Ormanlar kralı aslan bir dereden su içmek üzereymiş ki, bir yaban domuzu çıkagelmiş. Onun da isteği su içmekmiş, Ama aslan, yaban domuzunun suya yaklaşmasını istememiş. Öfkeyle kükreyip; “Çekil suyun başından!” demiş.
Yaban domuzu da kendisini aslan kadar güçlü görüyormuş. Aslanın bu ikazına aldırmamış bile. Hem su içiyor hem de söyleniyormuş; “Hadi oradan! Sen beni burdan nasıl kovarsın?”

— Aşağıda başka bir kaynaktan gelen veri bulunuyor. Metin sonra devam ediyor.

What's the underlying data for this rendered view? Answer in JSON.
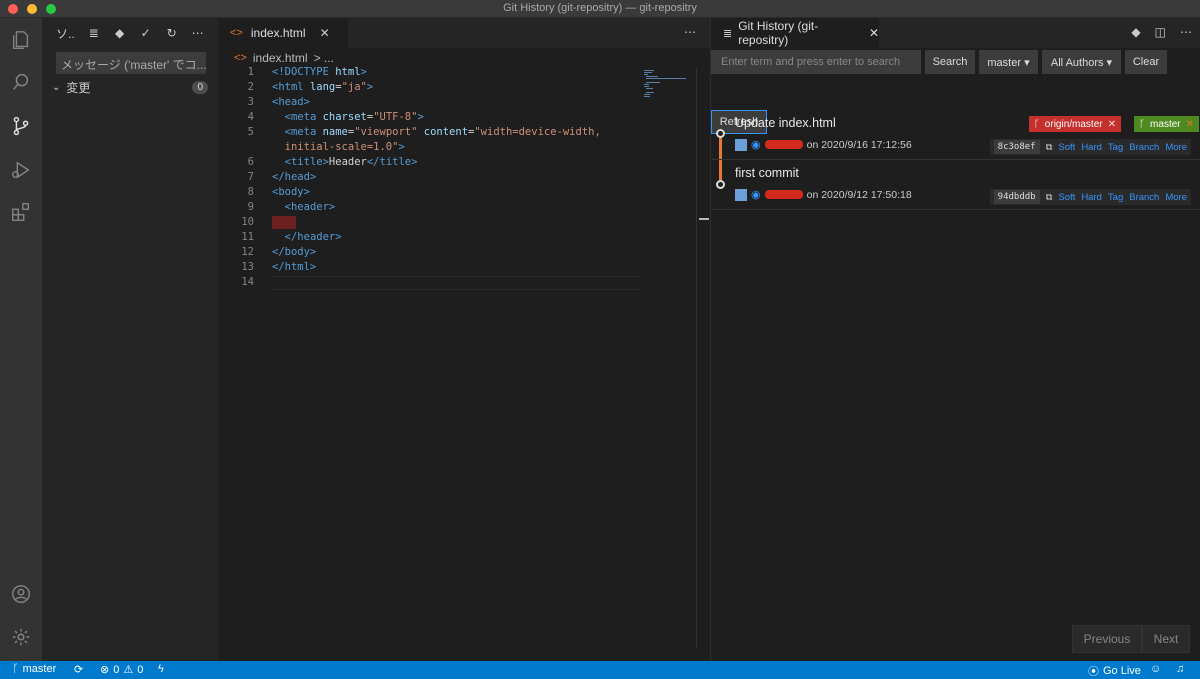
{
  "window": {
    "title": "Git History (git-repositry) — git-repositry"
  },
  "activity": {
    "icons": [
      "explorer-icon",
      "search-icon",
      "source-control-icon",
      "run-debug-icon",
      "extensions-icon",
      "account-icon",
      "settings-gear-icon"
    ]
  },
  "sidebar": {
    "header_label": "ソ..",
    "message_placeholder": "メッセージ ('master' でコ...",
    "changes_label": "変更",
    "changes_count": "0"
  },
  "editor": {
    "tab_label": "index.html",
    "breadcrumb_file": "index.html",
    "breadcrumb_more": "> ...",
    "lines": [
      {
        "n": "1",
        "html": "<span class='t'>&lt;!DOCTYPE</span> <span class='a'>html</span><span class='t'>&gt;</span>"
      },
      {
        "n": "2",
        "html": "<span class='t'>&lt;html</span> <span class='a'>lang</span>=<span class='s'>\"ja\"</span><span class='t'>&gt;</span>"
      },
      {
        "n": "3",
        "html": "<span class='t'>&lt;head&gt;</span>"
      },
      {
        "n": "4",
        "html": "  <span class='t'>&lt;meta</span> <span class='a'>charset</span>=<span class='s'>\"UTF-8\"</span><span class='t'>&gt;</span>"
      },
      {
        "n": "5",
        "html": "  <span class='t'>&lt;meta</span> <span class='a'>name</span>=<span class='s'>\"viewport\"</span> <span class='a'>content</span>=<span class='s'>\"width=device-width,</span>"
      },
      {
        "n": "",
        "html": "  <span class='s'>initial-scale=1.0\"</span><span class='t'>&gt;</span>"
      },
      {
        "n": "6",
        "html": "  <span class='t'>&lt;title&gt;</span>Header<span class='t'>&lt;/title&gt;</span>"
      },
      {
        "n": "7",
        "html": "<span class='t'>&lt;/head&gt;</span>"
      },
      {
        "n": "8",
        "html": "<span class='t'>&lt;body&gt;</span>"
      },
      {
        "n": "9",
        "html": "  <span class='t'>&lt;header&gt;</span>"
      },
      {
        "n": "10",
        "html": ""
      },
      {
        "n": "11",
        "html": "  <span class='t'>&lt;/header&gt;</span>"
      },
      {
        "n": "12",
        "html": "<span class='t'>&lt;/body&gt;</span>"
      },
      {
        "n": "13",
        "html": "<span class='t'>&lt;/html&gt;</span>"
      },
      {
        "n": "14",
        "html": ""
      }
    ]
  },
  "git": {
    "tab_label": "Git History (git-repositry)",
    "search_placeholder": "Enter term and press enter to search",
    "search_button": "Search",
    "branch_button": "master ▾",
    "authors_button": "All Authors ▾",
    "clear_button": "Clear",
    "refresh_button": "Refresh",
    "commits": [
      {
        "message": "Update index.html",
        "date": "on 2020/9/16 17:12:56",
        "hash": "8c3o8ef",
        "refs": [
          {
            "name": "origin/master",
            "color": "#c4302b"
          },
          {
            "name": "master",
            "color": "#4e8a1f"
          }
        ]
      },
      {
        "message": "first commit",
        "date": "on 2020/9/12 17:50:18",
        "hash": "94dbddb",
        "refs": []
      }
    ],
    "actions": {
      "soft": "Soft",
      "hard": "Hard",
      "tag": "Tag",
      "branch": "Branch",
      "more": "More"
    },
    "pager": {
      "previous": "Previous",
      "next": "Next"
    }
  },
  "status": {
    "branch": "master",
    "errors": "0",
    "warnings": "0",
    "go_live": "Go Live"
  }
}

Yaban domuzunun bu sözlerini duyan aslan daha bir öfkelenmiş. Kükremiş, bağırıp çağırmış. Yaban domuzu durur mu. O da hırlayıp, bağırıp çağırmış. Birbirlerine olmadık hakaretler savuran iki hayvan, sonunda itişip kakışmaya başlamışlar.

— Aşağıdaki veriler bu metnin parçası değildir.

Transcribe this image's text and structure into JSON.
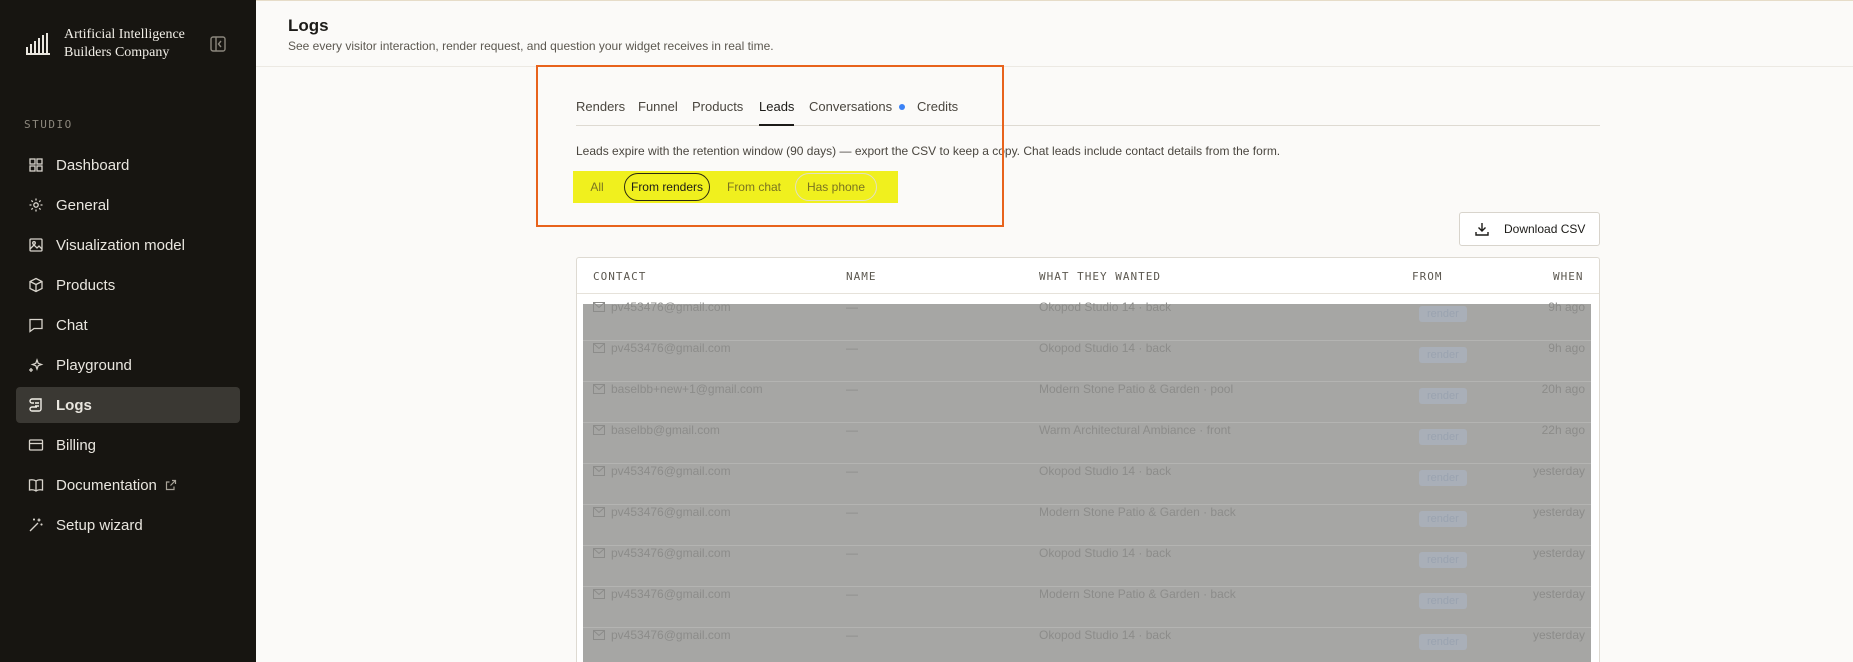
{
  "brand": {
    "line1": "Artificial Intelligence",
    "line2": "Builders Company"
  },
  "sidebar": {
    "section_label": "STUDIO",
    "items": [
      {
        "label": "Dashboard",
        "icon": "grid-icon"
      },
      {
        "label": "General",
        "icon": "gear-icon"
      },
      {
        "label": "Visualization model",
        "icon": "image-icon"
      },
      {
        "label": "Products",
        "icon": "box-icon"
      },
      {
        "label": "Chat",
        "icon": "chat-icon"
      },
      {
        "label": "Playground",
        "icon": "sparkles-icon"
      },
      {
        "label": "Logs",
        "icon": "scroll-icon",
        "active": true
      },
      {
        "label": "Billing",
        "icon": "card-icon"
      },
      {
        "label": "Documentation",
        "icon": "book-icon",
        "external": true
      },
      {
        "label": "Setup wizard",
        "icon": "wand-icon"
      }
    ]
  },
  "header": {
    "title": "Logs",
    "subtitle": "See every visitor interaction, render request, and question your widget receives in real time."
  },
  "tabs": [
    "Renders",
    "Funnel",
    "Products",
    "Leads",
    "Conversations",
    "Credits"
  ],
  "active_tab": "Leads",
  "notice": "Leads expire with the retention window (90 days) — export the CSV to keep a copy. Chat leads include contact details from the form.",
  "filters": [
    "All",
    "From renders",
    "From chat",
    "Has phone"
  ],
  "selected_filter": "From renders",
  "download_label": "Download CSV",
  "table": {
    "columns": [
      "CONTACT",
      "NAME",
      "WHAT THEY WANTED",
      "FROM",
      "WHEN"
    ],
    "rows": [
      {
        "contact": "pv453476@gmail.com",
        "name": "—",
        "wanted": "Okopod Studio 14 · back",
        "from": "render",
        "when": "9h ago"
      },
      {
        "contact": "pv453476@gmail.com",
        "name": "—",
        "wanted": "Okopod Studio 14 · back",
        "from": "render",
        "when": "9h ago"
      },
      {
        "contact": "baselbb+new+1@gmail.com",
        "name": "—",
        "wanted": "Modern Stone Patio & Garden · pool",
        "from": "render",
        "when": "20h ago"
      },
      {
        "contact": "baselbb@gmail.com",
        "name": "—",
        "wanted": "Warm Architectural Ambiance · front",
        "from": "render",
        "when": "22h ago"
      },
      {
        "contact": "pv453476@gmail.com",
        "name": "—",
        "wanted": "Okopod Studio 14 · back",
        "from": "render",
        "when": "yesterday"
      },
      {
        "contact": "pv453476@gmail.com",
        "name": "—",
        "wanted": "Modern Stone Patio & Garden · back",
        "from": "render",
        "when": "yesterday"
      },
      {
        "contact": "pv453476@gmail.com",
        "name": "—",
        "wanted": "Okopod Studio 14 · back",
        "from": "render",
        "when": "yesterday"
      },
      {
        "contact": "pv453476@gmail.com",
        "name": "—",
        "wanted": "Modern Stone Patio & Garden · back",
        "from": "render",
        "when": "yesterday"
      },
      {
        "contact": "pv453476@gmail.com",
        "name": "—",
        "wanted": "Okopod Studio 14 · back",
        "from": "render",
        "when": "yesterday"
      }
    ]
  },
  "colors": {
    "sidebar_bg": "#171511",
    "highlight": "#f0f01e",
    "annotation_box": "#e8631c",
    "status_dot": "#3b82f6"
  }
}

Kavga ilerlemiş. Öldüresiye bir boğuşma sonunda iki yırtıcı hayvan, kan ter içinde yerlere yatmış. Öyle yorulmuş ve nefes nefese kalmışlar ki, bir süre için kavgaya ara verip dinlenmeye başlamışlar. Biri bir kenarda, diğeri öbür kenarda uzanmış bir haldeyken, birden ağaçların üzerinde yüzlerce akbaba ve karga görmüşler. Hepsi de merakla bu kavganın sonucunu bekliyormuş. Bir ara akbabalardan birinin diğerine şöyle dediğini duymuşlar; “Bu iki akılsız hayvan bir an önce birbirini öldürse de leşlerine kovuşsak. Böylece kendimize iyi bir ziyafet çekmiş oluruz.”
Bu sözleri duyan aslan ve yaban domuzu birden irkilmiş, iliklerine kadar korkmuşlar ve sonunda akılları başlarına gelmiş.

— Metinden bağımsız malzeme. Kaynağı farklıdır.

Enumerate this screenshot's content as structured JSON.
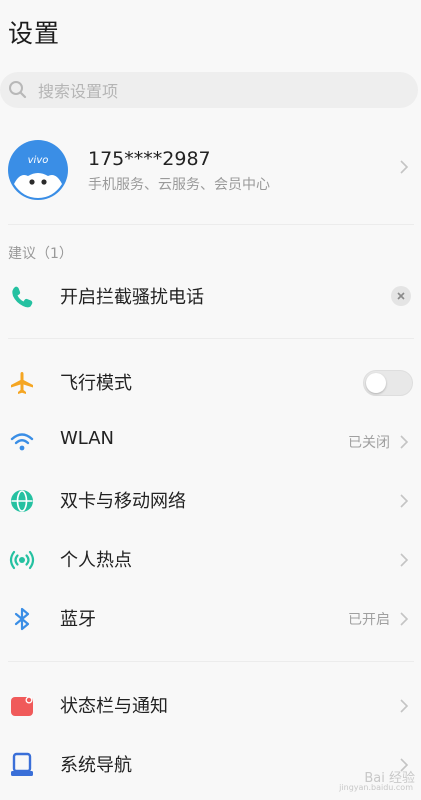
{
  "header": {
    "title": "设置"
  },
  "search": {
    "placeholder": "搜索设置项"
  },
  "account": {
    "logo_text": "vivo",
    "phone": "175****2987",
    "services": "手机服务、云服务、会员中心"
  },
  "suggestions": {
    "label": "建议（1）",
    "item": {
      "label": "开启拦截骚扰电话",
      "icon": "phone-icon"
    }
  },
  "settings": [
    {
      "label": "飞行模式",
      "icon": "airplane-icon",
      "toggle": false
    },
    {
      "label": "WLAN",
      "icon": "wifi-icon",
      "value": "已关闭"
    },
    {
      "label": "双卡与移动网络",
      "icon": "globe-icon"
    },
    {
      "label": "个人热点",
      "icon": "hotspot-icon"
    },
    {
      "label": "蓝牙",
      "icon": "bluetooth-icon",
      "value": "已开启"
    },
    {
      "label": "状态栏与通知",
      "icon": "notification-icon"
    },
    {
      "label": "系统导航",
      "icon": "navigation-icon"
    }
  ],
  "watermark": {
    "text": "Bai 经验",
    "sub": "jingyan.baidu.com"
  },
  "colors": {
    "accent_blue": "#3a8ee6",
    "phone_green": "#25c1a1",
    "airplane_orange": "#f5a623",
    "notification_red": "#f05a5a"
  }
}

Yaban domuzu aslana; “Biz ne yapıyoruz böyle?” demiş, “Sonunda ikimizin de zararlı çıkacağı bir kavganın içindeyiz. Tek kârlı çıkacak olan bu leş kargaları ile akbabalar.”
Aslan; “Evet, evet!” demiş, “Haklısın domuz kardeş. Sahi biz eskisi gibi neden dost olmuyoruz?”
Aslanla yaban domuzu el sıkışıp barışmışlar. Birbirlerini itip kakmadan sularını içip, güle oynaya, oradan ayrılmışlar.
Onların barışmasına ise en çok, kargalar ve akbabalar üzülmüş.
İnsanlar arasında da hep böyle olaylar olmaz mı?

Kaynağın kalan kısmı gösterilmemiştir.